A populist backlash against this reality caught elites off-guard. This reaction intensified as malfeasance on the Wall Street and the U.S. Federal Reserve's misguided monetary policies helped bring about the 2008 global financial crisis. The generous bailouts that banks and financial firms received in its wake convinced many Americans that corporate and political elites were gaming the system-a theme that Trump seized on in his 2016 campaign. Years before Trump's victory, however, many ordinary Americans had already come to see that globalization was hurting them. Working people directly experienced how free trade could hollow out communities as jobs and capital investments fled overseas. Even the chief economist of the International Monetary Fund, Gita Gopinath, acknowledged in 2019 that international trade had been very costly for manufacturing workers in the United States. Between 2000 and 2016, the country lost some five million manufacturing jobs.

Biden will be keen to embrace opportunities for fruitful collaboration with Beijing on globally urgent issues like climate change, pandemics, and nuclear proliferation. But he will recognize that that policy domain can only complement - not substitute for - a robust policy response to China's drive for primacy in the economic, technological, and, ultimately, geopolitical and military realms. Accordingly, his version of containment (and the policy measures that underpin it) should preserve robustness in the military, economic, and technology domains. Containment should aim to preserve a favorable balance of power vis-à-vis China - in East Asia, in the Indo-Pacific more broadly, and globally - and to contain China's economic and technology-based power to levels with which the United States and coalition members are comfortable.
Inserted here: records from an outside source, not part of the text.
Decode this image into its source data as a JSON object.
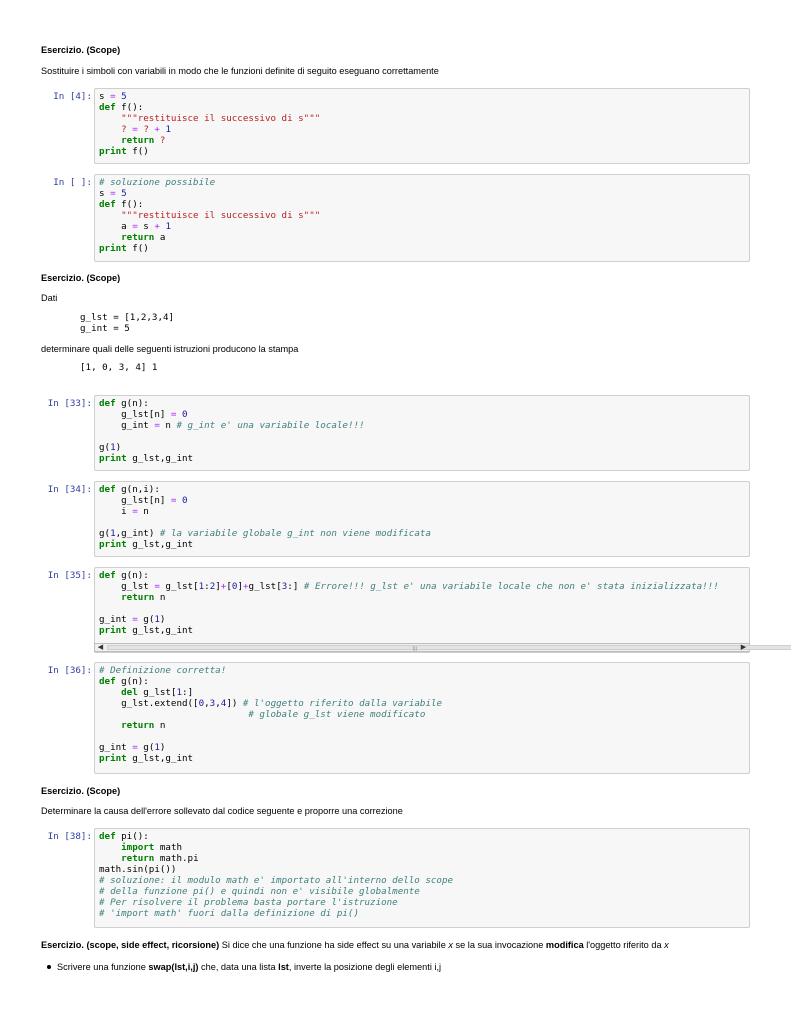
{
  "ex1": {
    "title": "Esercizio. (Scope)",
    "text": "Sostituire i simboli con variabili in modo che le funzioni definite di seguito eseguano correttamente"
  },
  "cells": {
    "c4": {
      "prompt": "In [4]:"
    },
    "cblank": {
      "prompt": "In [ ]:"
    },
    "c33": {
      "prompt": "In [33]:"
    },
    "c34": {
      "prompt": "In [34]:"
    },
    "c35": {
      "prompt": "In [35]:"
    },
    "c36": {
      "prompt": "In [36]:"
    },
    "c38": {
      "prompt": "In [38]:"
    }
  },
  "ex2": {
    "title": "Esercizio. (Scope)",
    "given": "Dati",
    "given_code": "g_lst = [1,2,3,4]\ng_int = 5",
    "question": "determinare quali delle seguenti istruzioni producono la stampa",
    "output_code": "[1, 0, 3, 4] 1"
  },
  "ex3": {
    "title": "Esercizio. (Scope)",
    "text": "Determinare la causa dell'errore sollevato dal codice seguente e proporre una correzione"
  },
  "ex4": {
    "title": "Esercizio. (scope, side effect, ricorsione)",
    "text_a": " Si dice che una funzione ha side effect su una variabile ",
    "var_x": "x",
    "text_b": " se la sua invocazione ",
    "modifica": "modifica",
    "text_c": " l'oggetto riferito da ",
    "var_x2": "x",
    "bullet_a": "Scrivere una funzione ",
    "bullet_fn": "swap(lst,i,j)",
    "bullet_b": " che, data una lista ",
    "bullet_lst": "lst",
    "bullet_c": ", inverte la posizione degli elementi i,j"
  },
  "icons": [
    "scroll-left-arrow-icon",
    "scroll-right-arrow-icon",
    "bullet-icon"
  ]
}
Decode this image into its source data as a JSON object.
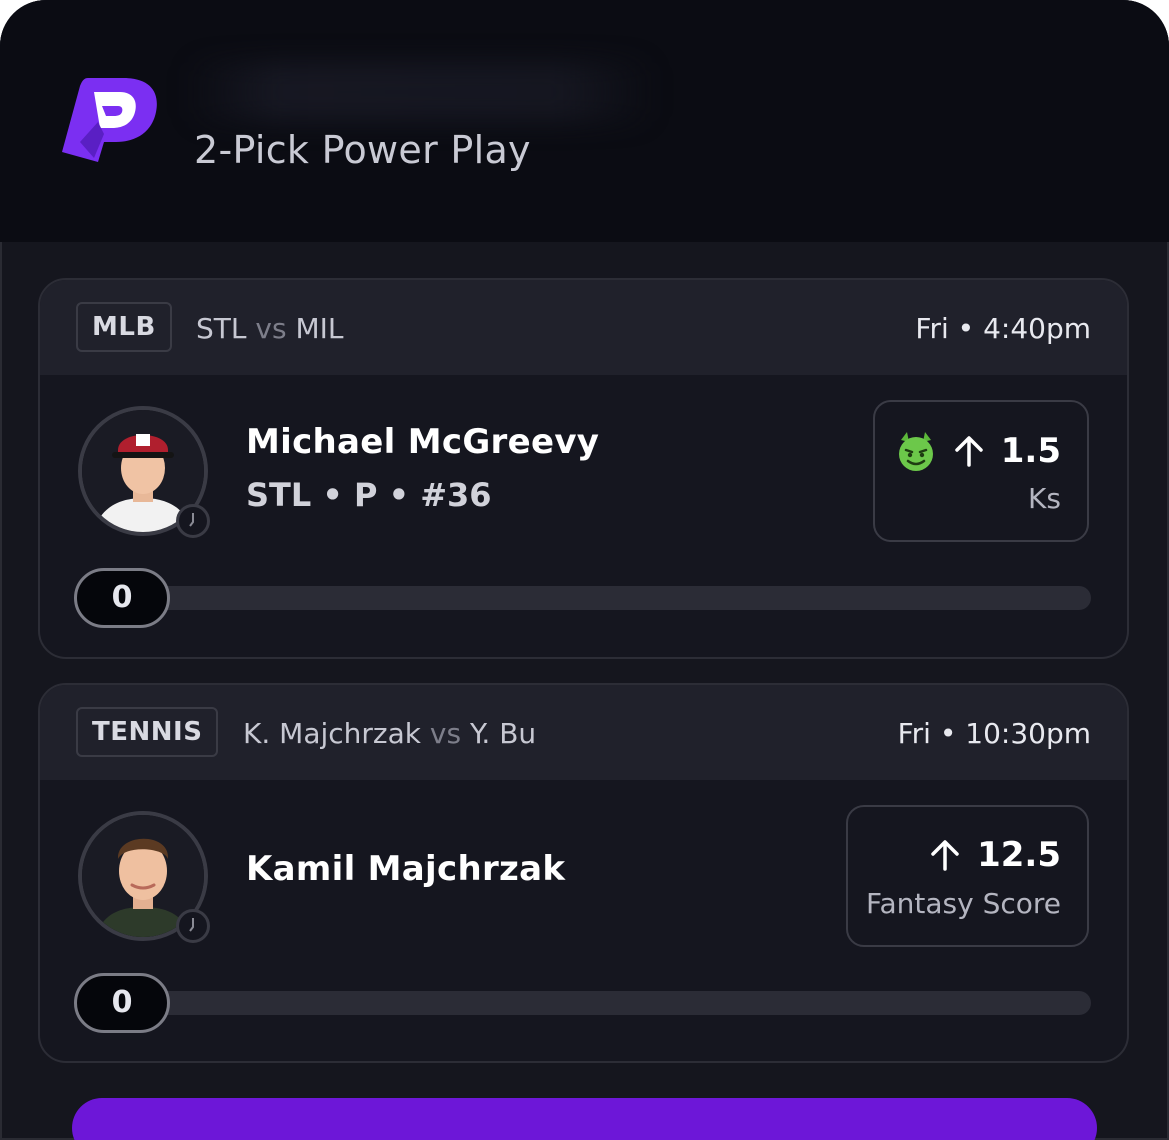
{
  "entry": {
    "title": "2-Pick Power Play"
  },
  "colors": {
    "brand": "#7b2ff2",
    "submit": "#6d17d8",
    "background": "#15161e",
    "header": "#0b0c13"
  },
  "picks": [
    {
      "league": "MLB",
      "team_home": "STL",
      "vs_label": "vs",
      "team_away": "MIL",
      "game_time": "Fri • 4:40pm",
      "player_name": "Michael McGreevy",
      "player_details": "STL • P • #36",
      "badge_icon": "devil-emoji-icon",
      "direction_icon": "arrow-up-icon",
      "line_value": "1.5",
      "stat_type": "Ks",
      "progress_value": "0",
      "progress_fraction": 0
    },
    {
      "league": "TENNIS",
      "team_home": "K. Majchrzak",
      "vs_label": "vs",
      "team_away": "Y. Bu",
      "game_time": "Fri • 10:30pm",
      "player_name": "Kamil Majchrzak",
      "player_details": "",
      "direction_icon": "arrow-up-icon",
      "line_value": "12.5",
      "stat_type": "Fantasy Score",
      "progress_value": "0",
      "progress_fraction": 0
    }
  ]
}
This response is appropriate in light of China's scale, its accelerating power across domains, and its lofty aspirations.

Biden should aim to organize a coalition of like-minded economic powers willing to coordinate their commercial relations with China as needed, and to protect their common interests by acting collectively to ensure that its members aren't left excessively at risk from critical technologies, products, resources, or supply chains.